9. Il résulte de ce qui précède que les conclusions de la requête de la société Bidault à fin d’annulation et d’injonction présentées sur le fondement de l’article L. 551-1 du code de justice administrative doivent être rejetées.
Sur les frais liés au litige :
10. Il n’y a lieu, dans les circonstances de l’espèce, de faire droit aux conclusions d’aucune des parties à l’instance, tendant au versement à leur profit de sommes sur le fondement de l’article L. 761-1 du code de justice administrative.
O R D O N N E :
Article 1er : La requête de la SAS Bidault est rejetée.

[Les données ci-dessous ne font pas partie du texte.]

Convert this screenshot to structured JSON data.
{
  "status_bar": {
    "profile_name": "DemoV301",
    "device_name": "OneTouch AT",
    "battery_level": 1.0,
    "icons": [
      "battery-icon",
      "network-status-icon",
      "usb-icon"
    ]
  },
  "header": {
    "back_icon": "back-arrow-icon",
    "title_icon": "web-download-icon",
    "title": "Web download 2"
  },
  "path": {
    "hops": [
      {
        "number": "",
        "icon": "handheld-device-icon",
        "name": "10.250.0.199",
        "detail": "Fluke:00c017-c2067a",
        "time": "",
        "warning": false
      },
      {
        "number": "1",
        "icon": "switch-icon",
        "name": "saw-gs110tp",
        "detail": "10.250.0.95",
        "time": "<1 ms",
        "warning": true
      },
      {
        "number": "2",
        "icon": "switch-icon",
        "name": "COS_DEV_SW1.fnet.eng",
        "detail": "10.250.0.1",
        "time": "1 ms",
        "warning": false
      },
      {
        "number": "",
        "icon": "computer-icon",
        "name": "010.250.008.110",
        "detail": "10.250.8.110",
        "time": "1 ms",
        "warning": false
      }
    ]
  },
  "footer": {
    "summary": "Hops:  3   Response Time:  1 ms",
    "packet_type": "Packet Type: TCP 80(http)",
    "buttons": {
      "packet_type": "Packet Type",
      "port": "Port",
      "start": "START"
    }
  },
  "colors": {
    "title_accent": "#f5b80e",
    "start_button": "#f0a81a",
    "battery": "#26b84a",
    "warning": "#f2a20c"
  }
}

Article 2 : Les conclusions de la société publique locale Baie d’Armor Aménagement, de la commune de Saint-Donan et de la société Nouet Bâtiment présentées sur le fondement de l’article L. 761-1 du code de justice administrative sont rejetées.
Article 3 : La présente ordonnance sera notifiée à la SAS Bidault, à la société publique locale Baie d’Armor Aménagement, à la commune de Saint-Donan et de la société Nouet Bâtiment.
Fait à Rennes, le 5 mars 2025.
Le juge des référés,
signé
F. Plumerault La greffière,
signé
P. Lecompte
La République mande et ordonne au préfet des Côtes-d’Armor en ce qui le concerne ou à tous commissaires de justice à ce requis en ce qui concerne les voies de droit commun, contre les parties privées, de pourvoir à l’exécution de la présente décision.